# Fronts



## FlyingQuizini (Oct 24, 2006)

Yes, there's a rule about it... but I think you should look it up! Not trying to be a pain, but honestly, if you're as intersted in competing as you say you are, you should have your own copy of the rules and you should read the rules for novice many times until you know these answers! *wink*

As for how to teach it... Food-based training should never be about cookies, cookies, cookies and then no cookies. Using food intermittently is how you wean them off the *need* for the food in order for correct performcnce. There are lots of great ways to get close fronts. Do you spit food?


----------



## MaddieMagoo (Aug 14, 2007)

Thanks Steph! I do have a rule book...somewhere around here...wish it would just POP out!!

How do you spit food correctly? Is there a certain way to do that? Yes, I do, do that, but I don't think I'm doing it right!!!


----------



## FlyingQuizini (Oct 24, 2006)

Ok - think of it this way as for spitting food on fronts: Look at Quiz's front after the recall... picture me spitting a piece of food to him in such a way that he remains in position while catchng the food. Make sense?


----------



## FlyingQuizini (Oct 24, 2006)

I don't think there's a "Right" way to spit food, other than to say I use it as a hands-free way to reward attention while Quiz is in front of me. It's also how I transitioned out of having food in my hands and having to lure into position for close fronts.


----------



## MaddieMagoo (Aug 14, 2007)

Ok, I sort of understand it. So INSTEAD of using hands you spit the food? And the dog is supposed to be targeted by the mouth type of thing? If that's the message your sending me...then I got it! I'll have to practice it today! (After I get homework done, help the house cleaned...YIKES.. too much to do!


----------



## FlyingQuizini (Oct 24, 2006)

Yes, sounds like you've got it. Catching food spat by the handler is a huge piece of foundation attention training... yes, it teaches the dog to target visually to your mouth, but that's also where your FACE happens to be!  Part of why Quiz likes to stare at me so much is b/c he's grown up thinking I'm a hamster who may, at any moment, spit a nugget his direction!


----------



## MaddieMagoo (Aug 14, 2007)

FlyingQuizini said:


> Yes, sounds like you've got it. Catching food spat by the handler is a huge piece of foundation attention training... yes, it teaches the dog to target visually to your mouth, but that's also where your FACE happens to be!  Part of why Quiz likes to stare at me so much is b/c he's grown up thinking I'm a hamster who may, at any moment, spit a nugget his direction!

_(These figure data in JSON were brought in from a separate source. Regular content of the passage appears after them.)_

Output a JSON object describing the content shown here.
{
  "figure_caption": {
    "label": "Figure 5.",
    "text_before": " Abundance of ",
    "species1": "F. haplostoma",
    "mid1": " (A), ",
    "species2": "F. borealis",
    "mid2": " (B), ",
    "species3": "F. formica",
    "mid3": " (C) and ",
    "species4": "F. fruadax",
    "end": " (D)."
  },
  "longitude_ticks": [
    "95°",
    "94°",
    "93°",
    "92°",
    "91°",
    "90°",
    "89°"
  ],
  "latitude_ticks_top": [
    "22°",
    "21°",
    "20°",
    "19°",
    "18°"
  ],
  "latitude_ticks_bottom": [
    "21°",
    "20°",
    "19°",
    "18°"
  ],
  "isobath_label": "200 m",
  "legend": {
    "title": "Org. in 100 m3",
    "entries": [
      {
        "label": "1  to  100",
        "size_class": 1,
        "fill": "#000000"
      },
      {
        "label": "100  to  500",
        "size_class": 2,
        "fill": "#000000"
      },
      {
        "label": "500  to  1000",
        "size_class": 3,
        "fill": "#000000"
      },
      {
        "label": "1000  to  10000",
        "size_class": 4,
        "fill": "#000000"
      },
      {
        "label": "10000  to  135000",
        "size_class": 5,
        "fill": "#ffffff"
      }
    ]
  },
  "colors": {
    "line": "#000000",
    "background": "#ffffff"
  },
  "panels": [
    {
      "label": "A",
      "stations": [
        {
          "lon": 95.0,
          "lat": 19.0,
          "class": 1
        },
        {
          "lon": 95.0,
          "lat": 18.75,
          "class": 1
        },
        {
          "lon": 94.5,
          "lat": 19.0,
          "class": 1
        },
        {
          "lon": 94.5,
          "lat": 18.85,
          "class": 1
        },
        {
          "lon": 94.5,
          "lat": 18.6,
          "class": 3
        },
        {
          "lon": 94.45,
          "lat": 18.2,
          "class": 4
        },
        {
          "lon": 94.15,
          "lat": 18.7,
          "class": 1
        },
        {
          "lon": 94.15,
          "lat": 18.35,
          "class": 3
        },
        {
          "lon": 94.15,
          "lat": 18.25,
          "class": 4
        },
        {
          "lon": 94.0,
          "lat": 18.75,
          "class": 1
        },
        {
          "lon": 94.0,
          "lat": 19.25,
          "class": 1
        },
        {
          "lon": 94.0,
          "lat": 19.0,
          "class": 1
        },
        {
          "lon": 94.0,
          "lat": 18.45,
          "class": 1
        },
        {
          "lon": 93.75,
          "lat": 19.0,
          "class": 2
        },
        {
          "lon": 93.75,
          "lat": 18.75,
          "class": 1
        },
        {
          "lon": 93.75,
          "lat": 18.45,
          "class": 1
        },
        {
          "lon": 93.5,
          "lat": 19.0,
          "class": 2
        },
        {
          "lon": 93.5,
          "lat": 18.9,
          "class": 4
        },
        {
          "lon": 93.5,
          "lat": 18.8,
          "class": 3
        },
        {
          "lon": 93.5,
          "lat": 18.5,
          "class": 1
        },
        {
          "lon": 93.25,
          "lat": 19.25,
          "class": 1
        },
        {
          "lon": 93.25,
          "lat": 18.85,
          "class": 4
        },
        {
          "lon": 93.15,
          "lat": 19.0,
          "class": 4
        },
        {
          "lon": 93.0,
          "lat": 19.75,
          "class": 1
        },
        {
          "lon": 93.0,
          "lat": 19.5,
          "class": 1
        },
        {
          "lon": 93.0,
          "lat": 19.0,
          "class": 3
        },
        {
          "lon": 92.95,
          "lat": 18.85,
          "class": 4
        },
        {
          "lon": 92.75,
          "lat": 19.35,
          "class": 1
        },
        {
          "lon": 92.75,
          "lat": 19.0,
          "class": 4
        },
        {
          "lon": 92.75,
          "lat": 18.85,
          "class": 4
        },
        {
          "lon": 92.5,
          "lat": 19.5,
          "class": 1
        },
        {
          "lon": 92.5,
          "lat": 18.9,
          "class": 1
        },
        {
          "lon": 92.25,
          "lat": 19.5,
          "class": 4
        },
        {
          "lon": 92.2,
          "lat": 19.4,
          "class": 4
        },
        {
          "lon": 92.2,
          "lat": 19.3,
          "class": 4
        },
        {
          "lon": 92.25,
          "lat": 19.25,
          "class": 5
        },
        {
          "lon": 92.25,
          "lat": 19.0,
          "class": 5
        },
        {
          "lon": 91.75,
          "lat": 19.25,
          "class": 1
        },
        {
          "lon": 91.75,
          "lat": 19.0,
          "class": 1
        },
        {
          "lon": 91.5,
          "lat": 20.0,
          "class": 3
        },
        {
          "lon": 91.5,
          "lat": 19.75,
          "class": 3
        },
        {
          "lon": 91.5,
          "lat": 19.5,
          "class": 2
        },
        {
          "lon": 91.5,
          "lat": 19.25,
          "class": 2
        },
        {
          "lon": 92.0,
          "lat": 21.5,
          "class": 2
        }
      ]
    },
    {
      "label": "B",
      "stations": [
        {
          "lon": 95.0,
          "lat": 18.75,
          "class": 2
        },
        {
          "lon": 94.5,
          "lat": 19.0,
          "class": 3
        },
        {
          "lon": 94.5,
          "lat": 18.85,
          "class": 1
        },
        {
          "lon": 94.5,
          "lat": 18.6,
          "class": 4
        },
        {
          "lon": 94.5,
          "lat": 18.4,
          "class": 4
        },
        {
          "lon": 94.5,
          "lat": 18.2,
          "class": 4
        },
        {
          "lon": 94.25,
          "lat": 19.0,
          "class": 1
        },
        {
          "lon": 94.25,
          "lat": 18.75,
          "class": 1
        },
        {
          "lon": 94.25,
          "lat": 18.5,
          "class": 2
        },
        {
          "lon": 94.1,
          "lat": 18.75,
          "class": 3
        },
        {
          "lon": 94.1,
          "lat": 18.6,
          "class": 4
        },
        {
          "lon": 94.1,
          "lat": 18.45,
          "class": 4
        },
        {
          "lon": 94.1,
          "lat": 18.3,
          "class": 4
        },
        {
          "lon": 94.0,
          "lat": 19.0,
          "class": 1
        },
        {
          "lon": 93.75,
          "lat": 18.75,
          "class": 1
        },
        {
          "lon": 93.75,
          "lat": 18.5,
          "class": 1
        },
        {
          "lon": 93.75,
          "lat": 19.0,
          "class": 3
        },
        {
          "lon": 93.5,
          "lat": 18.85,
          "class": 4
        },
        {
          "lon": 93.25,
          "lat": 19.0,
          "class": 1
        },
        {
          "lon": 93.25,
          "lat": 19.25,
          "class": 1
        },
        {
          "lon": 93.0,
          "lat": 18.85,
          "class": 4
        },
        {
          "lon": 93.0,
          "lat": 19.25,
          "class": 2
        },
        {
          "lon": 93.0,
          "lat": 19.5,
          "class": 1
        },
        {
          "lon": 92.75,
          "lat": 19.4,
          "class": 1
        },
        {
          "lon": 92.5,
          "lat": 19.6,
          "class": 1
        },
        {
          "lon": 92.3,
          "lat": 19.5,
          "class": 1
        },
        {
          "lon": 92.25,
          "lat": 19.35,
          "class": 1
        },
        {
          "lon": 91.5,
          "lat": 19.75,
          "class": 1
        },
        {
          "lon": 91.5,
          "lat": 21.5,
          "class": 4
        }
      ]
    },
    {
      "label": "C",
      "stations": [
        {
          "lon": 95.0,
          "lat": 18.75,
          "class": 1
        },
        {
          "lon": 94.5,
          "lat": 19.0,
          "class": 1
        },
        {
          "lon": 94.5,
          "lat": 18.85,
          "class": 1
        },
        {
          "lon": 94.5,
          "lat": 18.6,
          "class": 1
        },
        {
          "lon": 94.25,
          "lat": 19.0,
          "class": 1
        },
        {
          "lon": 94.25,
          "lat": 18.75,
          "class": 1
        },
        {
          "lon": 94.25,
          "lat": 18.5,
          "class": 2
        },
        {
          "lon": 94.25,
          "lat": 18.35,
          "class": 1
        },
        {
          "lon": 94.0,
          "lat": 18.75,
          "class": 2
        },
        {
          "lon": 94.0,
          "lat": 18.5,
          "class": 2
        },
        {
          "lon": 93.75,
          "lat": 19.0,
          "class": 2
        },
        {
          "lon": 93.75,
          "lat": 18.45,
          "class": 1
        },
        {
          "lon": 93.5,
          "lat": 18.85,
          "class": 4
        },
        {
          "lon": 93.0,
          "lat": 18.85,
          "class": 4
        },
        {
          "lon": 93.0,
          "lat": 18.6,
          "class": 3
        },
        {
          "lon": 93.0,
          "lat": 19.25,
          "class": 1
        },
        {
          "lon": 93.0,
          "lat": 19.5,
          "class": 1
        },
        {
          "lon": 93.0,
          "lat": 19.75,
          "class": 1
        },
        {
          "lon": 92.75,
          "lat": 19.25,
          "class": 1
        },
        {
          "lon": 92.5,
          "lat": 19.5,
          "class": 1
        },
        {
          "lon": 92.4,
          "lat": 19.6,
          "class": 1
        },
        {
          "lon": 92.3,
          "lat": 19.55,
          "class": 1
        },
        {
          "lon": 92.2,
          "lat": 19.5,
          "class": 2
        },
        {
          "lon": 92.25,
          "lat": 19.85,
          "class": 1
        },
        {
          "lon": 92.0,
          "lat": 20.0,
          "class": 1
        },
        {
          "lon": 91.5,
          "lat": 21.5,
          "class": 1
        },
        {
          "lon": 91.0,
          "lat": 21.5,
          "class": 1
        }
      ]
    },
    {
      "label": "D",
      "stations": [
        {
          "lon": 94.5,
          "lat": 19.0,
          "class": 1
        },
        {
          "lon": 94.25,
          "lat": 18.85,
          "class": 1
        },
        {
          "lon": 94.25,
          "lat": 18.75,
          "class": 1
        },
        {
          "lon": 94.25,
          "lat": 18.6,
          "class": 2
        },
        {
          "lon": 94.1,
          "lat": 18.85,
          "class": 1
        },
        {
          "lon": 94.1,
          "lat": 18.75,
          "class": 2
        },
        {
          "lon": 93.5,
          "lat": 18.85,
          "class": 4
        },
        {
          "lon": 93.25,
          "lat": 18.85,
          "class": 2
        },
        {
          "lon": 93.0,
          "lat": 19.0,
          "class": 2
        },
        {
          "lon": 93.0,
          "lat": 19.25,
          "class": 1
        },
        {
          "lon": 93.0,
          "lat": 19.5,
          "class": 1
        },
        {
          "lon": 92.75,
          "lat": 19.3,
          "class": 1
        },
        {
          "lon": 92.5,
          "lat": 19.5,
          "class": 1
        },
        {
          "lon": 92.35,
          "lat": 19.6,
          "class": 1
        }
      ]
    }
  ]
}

OH my gosh, I think I have it down Steph! Thanks for ALL your help. Would you mind hearing the Hamster song? LOL:bowl:Like I said, I'll have to try this out today! 

thanks again!

Caryn and Maddie


----------



## gabbys mom (Apr 23, 2008)

One of the big things is that the dog must be able to be reached by the handler. So if she comes in and sits out of reach, that's an NQ. This develops out of the safety aspect of the recall-you are supposed to be able to call your dog *anywhere* and have them come and sit front and be able to clip a leash on.

I saw a nice run blown last weekend by a dog that sat *just* out of reach. NQ.


----------



## bizzy (Mar 30, 2007)

also make sure you aren't correcting her in the front postion. She may be sitting out of reach to avoid a correction. I have this problem too. One way for me to visualize would you be able to take a DB without having to reach for it.


----------